Kendi güzelliğinden kendi cilvesinden kendisi sarhoş olmuş. Benimse haberim bile yok… Hâlbuki leğenim, damdan düşmüş, rüsvay olmuş gitmişim” diye karısına kızgın bir halde,1565
او به حسن و جلوهی خود مست گشت ** بیخبر کز بام افتادم چو طشت
Evine gelip kapıyı şiddetle açtı. Çocuklarda hocanın ardından geliyordu.

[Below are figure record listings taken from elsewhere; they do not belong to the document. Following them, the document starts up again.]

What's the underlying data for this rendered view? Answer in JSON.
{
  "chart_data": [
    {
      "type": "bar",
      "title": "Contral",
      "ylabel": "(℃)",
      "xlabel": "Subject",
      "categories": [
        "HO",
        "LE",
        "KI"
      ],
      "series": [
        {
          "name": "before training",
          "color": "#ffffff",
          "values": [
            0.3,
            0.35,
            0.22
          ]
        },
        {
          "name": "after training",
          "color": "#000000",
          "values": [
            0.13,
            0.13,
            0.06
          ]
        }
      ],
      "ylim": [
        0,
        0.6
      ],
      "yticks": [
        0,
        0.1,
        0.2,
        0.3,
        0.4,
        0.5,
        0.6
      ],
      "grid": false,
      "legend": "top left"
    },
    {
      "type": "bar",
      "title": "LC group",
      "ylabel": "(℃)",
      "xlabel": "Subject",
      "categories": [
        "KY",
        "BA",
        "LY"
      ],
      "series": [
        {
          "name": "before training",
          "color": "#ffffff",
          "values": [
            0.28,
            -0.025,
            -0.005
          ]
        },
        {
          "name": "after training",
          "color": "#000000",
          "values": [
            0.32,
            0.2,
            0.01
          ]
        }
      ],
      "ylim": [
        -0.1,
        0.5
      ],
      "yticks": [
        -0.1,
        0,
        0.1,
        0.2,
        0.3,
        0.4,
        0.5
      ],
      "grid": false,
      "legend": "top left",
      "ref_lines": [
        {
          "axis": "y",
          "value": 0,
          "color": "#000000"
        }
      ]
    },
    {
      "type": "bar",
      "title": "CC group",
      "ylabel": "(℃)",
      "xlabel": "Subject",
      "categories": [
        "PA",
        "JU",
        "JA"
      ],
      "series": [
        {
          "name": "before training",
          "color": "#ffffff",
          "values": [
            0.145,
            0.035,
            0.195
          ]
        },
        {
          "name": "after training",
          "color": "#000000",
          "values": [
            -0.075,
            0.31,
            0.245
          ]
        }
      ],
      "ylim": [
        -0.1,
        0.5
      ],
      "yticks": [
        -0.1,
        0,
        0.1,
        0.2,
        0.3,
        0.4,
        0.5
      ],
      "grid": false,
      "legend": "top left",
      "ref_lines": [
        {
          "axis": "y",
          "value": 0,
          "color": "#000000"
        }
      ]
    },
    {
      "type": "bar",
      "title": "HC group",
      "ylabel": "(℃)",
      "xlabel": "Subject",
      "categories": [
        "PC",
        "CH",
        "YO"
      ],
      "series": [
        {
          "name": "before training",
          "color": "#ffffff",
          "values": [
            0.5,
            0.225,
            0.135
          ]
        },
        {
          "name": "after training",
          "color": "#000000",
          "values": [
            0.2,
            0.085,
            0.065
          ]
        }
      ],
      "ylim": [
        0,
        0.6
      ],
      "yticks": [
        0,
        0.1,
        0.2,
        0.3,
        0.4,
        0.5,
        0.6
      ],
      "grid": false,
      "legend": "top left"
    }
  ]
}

آمد و در را بتندی وا گشاد ** کودکان اندر پی آن اوستاد
Karısı, “Hayır ola, erken geldin. Allah esirgesin, başına kötü bir şey gelmesin de” dedi.
گفت زن خیرست چون زود آمدی ** که مبادا ذات نیکت را بدی
Hoca dedi ki. “Kör müsün sen? Bir benzime, bir halime baksana. Yabancıların bile derdimle dertleniyor, feryada geliyor.
گفت کوری رنگ و حال من ببین ** از غمم بیگانگان اندر حنین
Sen evimin içinde olduğun halde bana düşmanlığından, bana karşı münafıklıkta bulunduğundan yanıp yakıldığımı, görmüyorsun bile”
تو درون خانه از بغض و نفاق ** مینبینی حال من در احتراق
Kadın, “A hocam, senin bir şeyin yok. Bu endişen manasız ve saçma bir vehimden ibaret” dediyse de,1570
گفت زن ای خواجه عیبی نیستت ** وهم و ظن لاش بی معنیستت
“A kahpe inat mı ediyorsun? Halimde ki kırgınlığı, tir tir titrediğimi görmüyor musun?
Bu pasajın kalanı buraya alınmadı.